Yup. Everyone else is digging around their closets for last year’s flip-flops and I’m in the kitchen waiting for water to boil.
For years I would have said that my favourite sandwich was bacon & tomato with Miracle Whip on untoasted white bread. A totally carry-forward from my childhood.
But now I realize that although my love for bacon is extreme and unparalleled, egg salad has taken over the top spot in sandwich deliciousness for me. And Miracle Whip isn’t even allowed in my fridge anymore. Gimme real mayo.
I keep it simple. (For two sandwiches…)
- 2 hard boiled eggs, chilled and chopped
- 1 green onion, chopped
- tiny squirt of Dijon mustard
- 1 tbsp olive oil mayo
- sprinkle of dill
- pinch of salt & pepper
I absolutely LOVE sunflower sprouts with my egg salad (truth be told, I would put sunflower sprouts on pretty much any sandwich). If I can’t get them, then regular sprouts would suffice….I suppose.

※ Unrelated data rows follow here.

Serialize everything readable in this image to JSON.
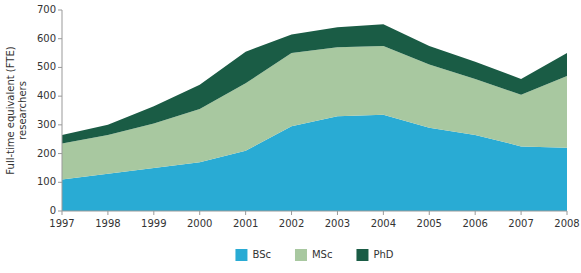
{
  "chart_data": {
    "type": "area",
    "stacked": true,
    "y_label": "Full-time equivalent (FTE)\nresearchers",
    "x": [
      1997,
      1998,
      1999,
      2000,
      2001,
      2002,
      2003,
      2004,
      2005,
      2006,
      2007,
      2008
    ],
    "series": [
      {
        "name": "BSc",
        "color": "#29ABD4",
        "values": [
          110,
          130,
          150,
          170,
          210,
          295,
          330,
          335,
          290,
          265,
          225,
          220
        ]
      },
      {
        "name": "MSc",
        "color": "#A8C8A0",
        "values": [
          125,
          135,
          155,
          185,
          235,
          255,
          240,
          240,
          220,
          195,
          180,
          250
        ]
      },
      {
        "name": "PhD",
        "color": "#1A5C45",
        "values": [
          30,
          35,
          60,
          85,
          110,
          65,
          70,
          75,
          65,
          60,
          55,
          80
        ]
      }
    ],
    "xlim": [
      1997,
      2008
    ],
    "xticks": [
      1997,
      1998,
      1999,
      2000,
      2001,
      2002,
      2003,
      2004,
      2005,
      2006,
      2007,
      2008
    ],
    "ylim": [
      0,
      700
    ],
    "yticks": [
      0,
      100,
      200,
      300,
      400,
      500,
      600,
      700
    ],
    "grid": false,
    "legend": "bottom"
  }
}
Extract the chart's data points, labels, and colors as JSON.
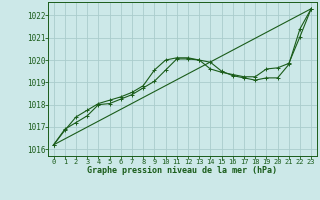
{
  "background_color": "#cce8e8",
  "grid_color": "#aacccc",
  "line_color": "#1a5c1a",
  "xlabel": "Graphe pression niveau de la mer (hPa)",
  "ylim": [
    1015.7,
    1022.6
  ],
  "yticks": [
    1016,
    1017,
    1018,
    1019,
    1020,
    1021,
    1022
  ],
  "xlim": [
    -0.5,
    23.5
  ],
  "xticks": [
    0,
    1,
    2,
    3,
    4,
    5,
    6,
    7,
    8,
    9,
    10,
    11,
    12,
    13,
    14,
    15,
    16,
    17,
    18,
    19,
    20,
    21,
    22,
    23
  ],
  "line1_x": [
    0,
    1,
    2,
    3,
    4,
    5,
    6,
    7,
    8,
    9,
    10,
    11,
    12,
    13,
    14,
    15,
    16,
    17,
    18,
    19,
    20,
    21,
    22,
    23
  ],
  "line1_y": [
    1016.2,
    1016.85,
    1017.45,
    1017.75,
    1018.05,
    1018.2,
    1018.35,
    1018.55,
    1018.85,
    1019.55,
    1020.0,
    1020.1,
    1020.1,
    1020.0,
    1019.6,
    1019.45,
    1019.35,
    1019.25,
    1019.25,
    1019.6,
    1019.65,
    1019.85,
    1021.05,
    1022.3
  ],
  "line2_x": [
    0,
    1,
    2,
    3,
    4,
    5,
    6,
    7,
    8,
    9,
    10,
    11,
    12,
    13,
    14,
    15,
    16,
    17,
    18,
    19,
    20,
    21,
    22,
    23
  ],
  "line2_y": [
    1016.2,
    1016.9,
    1017.2,
    1017.5,
    1018.0,
    1018.05,
    1018.25,
    1018.45,
    1018.75,
    1019.05,
    1019.55,
    1020.05,
    1020.05,
    1020.0,
    1019.9,
    1019.5,
    1019.3,
    1019.2,
    1019.1,
    1019.2,
    1019.2,
    1019.8,
    1021.4,
    1022.3
  ],
  "line3_x": [
    0,
    23
  ],
  "line3_y": [
    1016.2,
    1022.3
  ]
}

And there is something about a squishy fresh cheese roll from the supermarket bakery that just screams Summer to me too. I blame my Mom. :)
I’ve eaten these for lunch three times this week and I just may dive into the last few scoops of egg salad today. Gotta keep my strength up for enjoying long walks in the sun with the naked little pooper you know!
How do you make your egg salad? Pickles, carrots, celery?